Ibarat tebu, habis manis sepah dibuang. Setelah kasus baru Covid-19 melandai, banyak sopir ambuldes lama tersingkir. Mereka kalah bersaing dengan pendaftar baru yang tak punya pengalaman sama sekali melayani pasien rujukan.
Sesungguhnya, sopir ambuldes lama merupakan pekerja yang punya hak-hak normatif, seperti tertera dalam Undang-undang Nomor 13 Tahun 2003 Tentang Ketenagakerjaan. Mereka punya hak terhadap uang tali asih atau pesangon akibat dari PHK (Pemutusan Hubungan Kerja).

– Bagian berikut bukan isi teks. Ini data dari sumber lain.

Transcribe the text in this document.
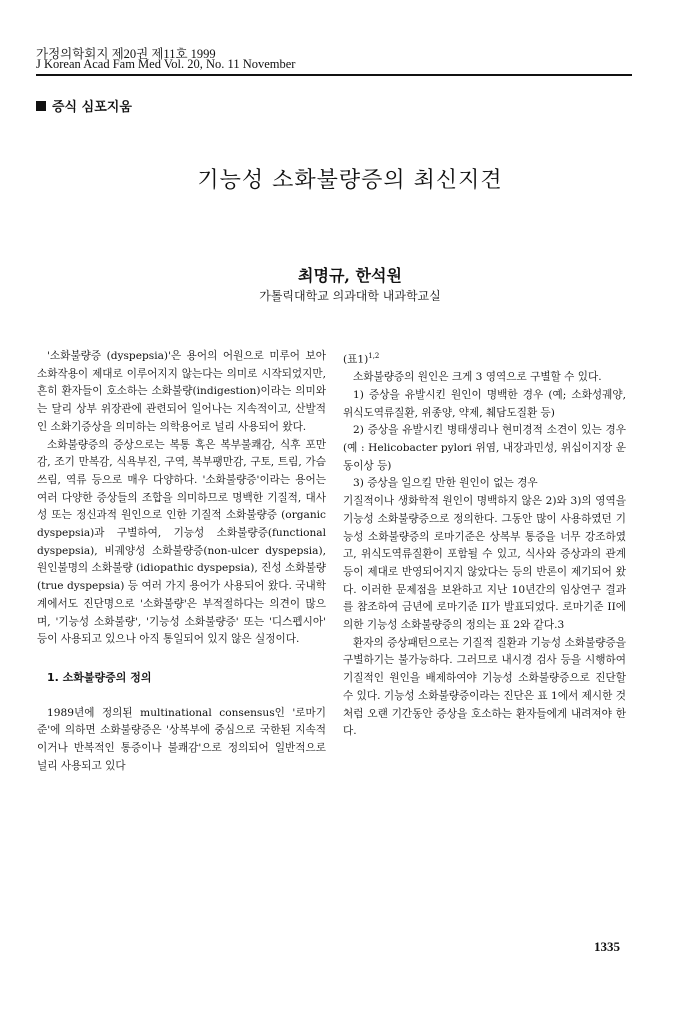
가정의학회지 제20권 제11호 1999
J Korean Acad Fam Med Vol. 20, No. 11 November
증식 심포지움
기능성 소화불량증의 최신지견
최명규, 한석원
가톨릭대학교 의과대학 내과학교실

'소화불량증 (dyspepsia)'은 용어의 어원으로 미루어 보아 소화작용이 제대로 이루어지지 않는다는 의미로 시작되었지만, 흔히 환자들이 호소하는 소화불량(indigestion)이라는 의미와는 달리 상부 위장관에 관련되어 일어나는 지속적이고, 산발적인 소화기증상을 의미하는 의학용어로 널리 사용되어 왔다.

소화불량증의 증상으로는 복통 혹은 복부불쾌감, 식후 포만감, 조기 만복감, 식욕부진, 구역, 복부팽만감, 구토, 트림, 가슴쓰림, 역류 등으로 매우 다양하다. '소화불량증'이라는 용어는 여러 다양한 증상들의 조합을 의미하므로 명백한 기질적, 대사성 또는 정신과적 원인으로 인한 기질적 소화불량증 (organic dyspepsia)과 구별하여, 기능성 소화불량증(functional dyspepsia), 비궤양성 소화불량증(non-ulcer dyspepsia), 원인불명의 소화불량 (idiopathic dyspepsia), 진성 소화불량 (true dyspepsia) 등 여러 가지 용어가 사용되어 왔다. 국내학계에서도 진단명으로 '소화불량'은 부적절하다는 의견이 많으며, '기능성 소화불량', '기능성 소화불량증' 또는 '디스펩시아' 등이 사용되고 있으나 아직 통일되어 있지 않은 실정이다.

1. 소화불량증의 정의

1989년에 정의된 multinational consensus인 '로마기준'에 의하면 소화불량증은 '상복부에 중심으로 국한된 지속적이거나 반복적인 통증이나 불쾌감'으로 정의되어 일반적으로 널리 사용되고 있다

(표1)$^{1,2}$

소화불량증의 원인은 크게 3 영역으로 구별할 수 있다.

1) 증상을 유발시킨 원인이 명백한 경우 (예; 소화성궤양, 위식도역류질환, 위종양, 약제, 췌담도질환 등)

2) 증상을 유발시킨 병태생리나 현미경적 소견이 있는 경우 (예 : Helicobacter pylori 위염, 내장과민성, 위십이지장 운동이상 등)

3) 증상을 일으킬 만한 원인이 없는 경우

기질적이나 생화학적 원인이 명백하지 않은 2)와 3)의 영역을 기능성 소화불량증으로 정의한다. 그동안 많이 사용하였던 기능성 소화불량증의 로마기준은 상복부 통증을 너무 강조하였고, 위식도역류질환이 포함될 수 있고, 식사와 증상과의 관계 등이 제대로 반영되어지지 않았다는 등의 반론이 제기되어 왔다. 이러한 문제점을 보완하고 지난 10년간의 임상연구 결과를 참조하여 금년에 로마기준 II가 발표되었다. 로마기준 II에 의한 기능성 소화불량증의 정의는 표 2와 같다.3

환자의 증상패턴으로는 기질적 질환과 기능성 소화불량증을 구별하기는 불가능하다. 그러므로 내시경 검사 등을 시행하여 기질적인 원인을 배제하여야 기능성 소화불량증으로 진단할 수 있다. 기능성 소화불량증이라는 진단은 표 1에서 제시한 것처럼 오랜 기간동안 증상을 호소하는 환자들에게 내려져야 한다.

1335
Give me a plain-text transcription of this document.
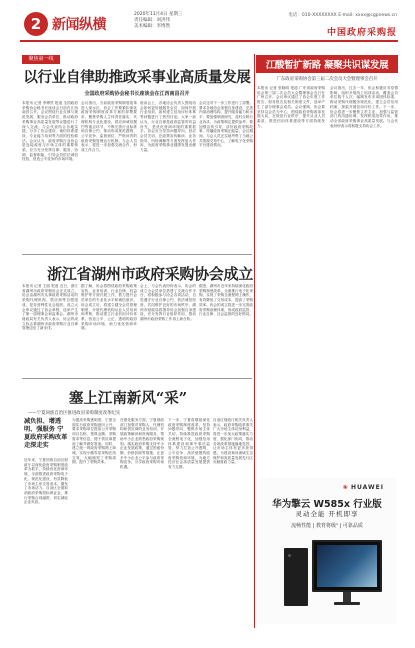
2 新闻纵横
2020年11月4日 星期三
责任编辑：刘洪伟
美术编辑：李博然
电话：010-XXXXXXXX E-mail: xxxx@cgpnews.cn
中国政府采购报
聚焦第一线
以行业自律助推政采事业高质量发展
全国政府采购协会秘书长座谈会在江西南昌召开
本报讯 记者 李博然 报道 全国政府采购协会秘书长座谈会日前在江西南昌召开。会议围绕行业自律与规范发展、服务会员单位、推动政府采购事业高质量发展等议题进行了深入交流。与会代表结合各地实践，分享了协会建设、诚信体系建设、专业能力培训等方面的经验做法。会议认为，政府采购行业协会是连接政府与市场主体的重要桥梁，应当充分发挥自律、服务、协调、监督职能，引导会员依法诚信经营，营造公平竞争的市场环境。
会议指出，当前政府采购制度改革进入深水区，协会工作要紧扣深化政府采购制度改革方案的部署要求，聚焦采购人主体责任落实、代理机构专业化建设、供应商诚信履约等重点环节，不断完善行业标准和自律公约，推动形成规范透明、公平竞争、监督到位、严格问责的政府采购管理运行机制。与会人员表示，将进一步加强交流合作，形成工作合力。
座谈会上，各地协会负责人围绕协会如何更好地服务会员、如何开展行业培训、如何建立信用评价体系等问题进行了热烈讨论。大家一致认为，行业自律是政府监管的有益补充，是优化营商环境的重要抓手。协会应当坚持问题导向，回应会员关切，在政策宣传解读、业务指导、纠纷调解等方面发挥更大作用，为政府采购事业健康发展贡献力量。
会议还对下一步工作进行了部署。要求各地协会加强自身建设，完善内部治理结构，提升服务能力和水平；要加强调查研究，及时反映行业诉求，为政策制定提供参考；要加强宣传引导，讲好政府采购故事，传播政府采购正能量。会议期间，与会人员还实地考察了当地公共资源交易中心，了解电子化采购平台建设情况。
江酸暂扩新路 凝聚共识谋发展
广东政府采购协会第三届二次会员大会暨理事会召开
本报讯 记者 张晓明 报道 广东省政府采购协会第三届二次会员大会暨理事会近日在广州召开。会议审议通过了协会年度工作报告、财务报告及相关制度文件，选举产生了部分理事会成员。会议强调，协会要坚持以会员为中心，围绕政府采购改革发展大局，在规范行业秩序、提升从业人员素质、推进信用体系建设等方面持续发力。
会议指出，过去一年，协会积极应对疫情影响，组织开展线上培训活动，覆盖会员单位数千人次；编制发布多项团体标准，推动采购代理服务规范化；建立会员信用档案，探索开展信用评价工作。下一步，协会将进一步聚焦主责主业，加强与监管部门的沟通协调，发挥桥梁纽带作用，推动全省政府采购事业高质量发展。与会代表纷纷表示将积极支持协会工作。
浙江省湖州市政府采购协会成立
本报讯 记者 王丽 报道 近日，浙江省湖州市政府采购协会正式成立。协会由湖州市从事政府采购活动的采购代理机构、供应商等自愿组成，是非营利性社会组织。成立大会审议通过了协会章程，选举产生了第一届理事会和监事会。湖州市财政局有关负责人表示，协会的成立标志着湖州市政府采购行业自律管理迈出了新步伐。
据了解，协会将围绕政府采购政策宣传、业务培训、行业自律、权益维护等方面开展工作，着力提升会员单位的专业化水平和诚信意识。协会成立后，将建立健全会员管理制度，开展代理机构从业人员培训和考核，推动建立行业信用评价体系，营造公平、公正、透明的政府采购市场环境，助力优化营商环境。
会上，与会代表纷纷表示，协会的成立为会员单位搭建了交流合作平台，将积极参与协会各项活动，自觉遵守行业自律公约，依法诚信经营，共同维护良好的市场秩序。湖州市财政局将指导协会加强自身建设，充分发挥行业组织作用，推动湖州市政府采购工作再上新台阶。
据悉，湖州市近年来持续深化政府采购制度改革，全面推行电子化采购，实现了采购全流程网上操作，有效降低了交易成本，提高了采购效率。协会的成立将进一步完善政府采购治理体系，形成政府监管、行业自律、社会监督的良好格局。
塞上江南新风“采”
——宁夏回族自治区推进政府采购制度改革纪实
减负担、增透明、强服务 宁夏政府采购改革走深走实
近年来，宁夏回族自治区财政厅以深化政府采购制度改革为抓手，持续优化营商环境，全面推进政府采购电子化、规范化建设，有效降低了市场主体交易成本，激发了市场活力。自治区全面取消政府采购投标保证金，推行采购合同融资，切实减轻企业负担。
为提高采购透明度，宁夏全面实行政府采购意向公开，要求采购单位提前公开采购项目名称、预算金额、采购需求等信息，便于供应商提前了解并做好准备。同时，建立统一的政府采购网上商城，实现小额零星采购在线交易，大幅缩短了采购周期，提升了采购效率。
在强化服务方面，宁夏财政部门加强对采购人、代理机构和供应商的业务培训，开展政策解读和咨询服务，帮助中小企业熟悉政府采购规则。落实政府采购支持中小企业发展政策，通过预留份额、价格扣除等措施，让更多中小企业公平参与政府采购竞争，分享政府采购市场机遇。
下一步，宁夏将继续深化政府采购制度改革，坚持问题导向，聚焦市场主体关切，持续推进政府采购全流程电子化，加强信用体系建设和事中事后监管，努力打造公开透明、公平竞争、高效便捷的政府采购营商环境，为地方经济社会高质量发展提供有力支撑。
自治区财政厅相关负责人表示，政府采购改革事关广大市场主体切身利益，将进一步加大政策落实力度，强化部门协同，推动各项改革措施落地见效，让市场主体有更多获得感，为建设黄河流域生态保护和高质量发展先行区贡献财政力量。
❀ HUAWEI
华为擎云 W585x 行业版
灵动全能 开机即享
流畅性能 | 教育将级¹ | 可靠品质
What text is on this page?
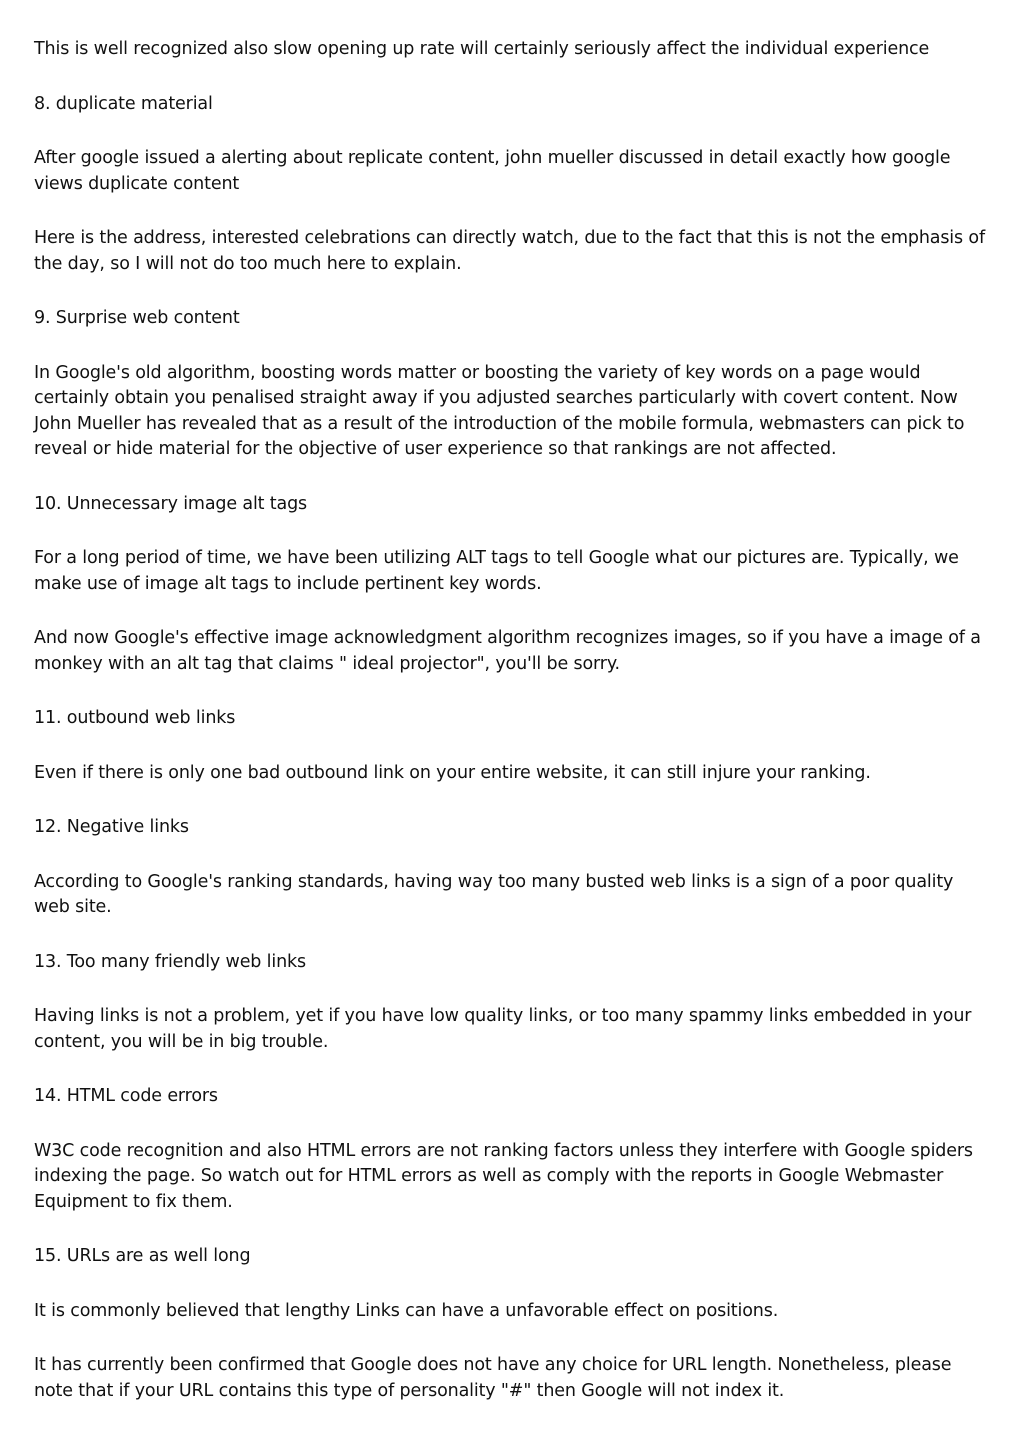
This is well recognized also slow opening up rate will certainly seriously affect the individual experience

8. duplicate material

After google issued a alerting about replicate content, john mueller discussed in detail exactly how google views duplicate content

Here is the address, interested celebrations can directly watch, due to the fact that this is not the emphasis of the day, so I will not do too much here to explain.

9. Surprise web content

In Google's old algorithm, boosting words matter or boosting the variety of key words on a page would certainly obtain you penalised straight away if you adjusted searches particularly with covert content. Now John Mueller has revealed that as a result of the introduction of the mobile formula, webmasters can pick to reveal or hide material for the objective of user experience so that rankings are not affected.

10. Unnecessary image alt tags

For a long period of time, we have been utilizing ALT tags to tell Google what our pictures are. Typically, we make use of image alt tags to include pertinent key words.

And now Google's effective image acknowledgment algorithm recognizes images, so if you have a image of a monkey with an alt tag that claims " ideal projector", you'll be sorry.

11. outbound web links

Even if there is only one bad outbound link on your entire website, it can still injure your ranking.

12. Negative links

According to Google's ranking standards, having way too many busted web links is a sign of a poor quality web site.

13. Too many friendly web links

Having links is not a problem, yet if you have low quality links, or too many spammy links embedded in your content, you will be in big trouble.

14. HTML code errors

W3C code recognition and also HTML errors are not ranking factors unless they interfere with Google spiders indexing the page. So watch out for HTML errors as well as comply with the reports in Google Webmaster Equipment to fix them.

15. URLs are as well long

It is commonly believed that lengthy Links can have a unfavorable effect on positions.

It has currently been confirmed that Google does not have any choice for URL length. Nonetheless, please note that if your URL contains this type of personality "#" then Google will not index it.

Namun, pada Surat Kontrak yang lama, hak normatif tersebut tidak ada. Apalagi, manfaat dari program Jaminan Kehilangan Pekerjaan (JKP) yang diatur dalam Undang-undang Nomor 11 Tahun 2020 tentang Cipta Kerja.
Nasib sopir ambuldes lama seperti kata pepatah jatuh masih tertimpa tangga. Sekarang, mereka kehilangan pekerjaan sekaligus tanpa jaminan sosial apa pun. Nasibnya, benar-benar tragis.
Gubernur Jawa Timur, Dr Soekarwo, SH, MHum (2009-2019), mengatakan bahwa pekerjaan bagi seseorang bukan semata penghasilan tapi juga kehormatan. Sopir ambuldes lama telah kehilangan penghasilan sekaligus kehormatan tersebut.
Untuk melanjutkan hidup, sopir ambuldes lama yang tak lolos, harus mencari pekerjaan lain demi menafkahi keluarga dan membiayai anak-anaknya. Mereka banyak terkendala usia untuk bekerja di sektor formal. Wiraswasta merupakan alternatif profesi yang paling memungkinkan.
Sahabat! sakitmu adalah sakitku, bahagiamu adalah bahagiaku. Allah SWT pasti tak akan menguji kita di luar kemampuan kita. Yakinlah, Dzat Pemberi Rezeki akan memberikan pekerjaan dan penghasilan yang lebih baik dari sopir ambuldes. Amien!!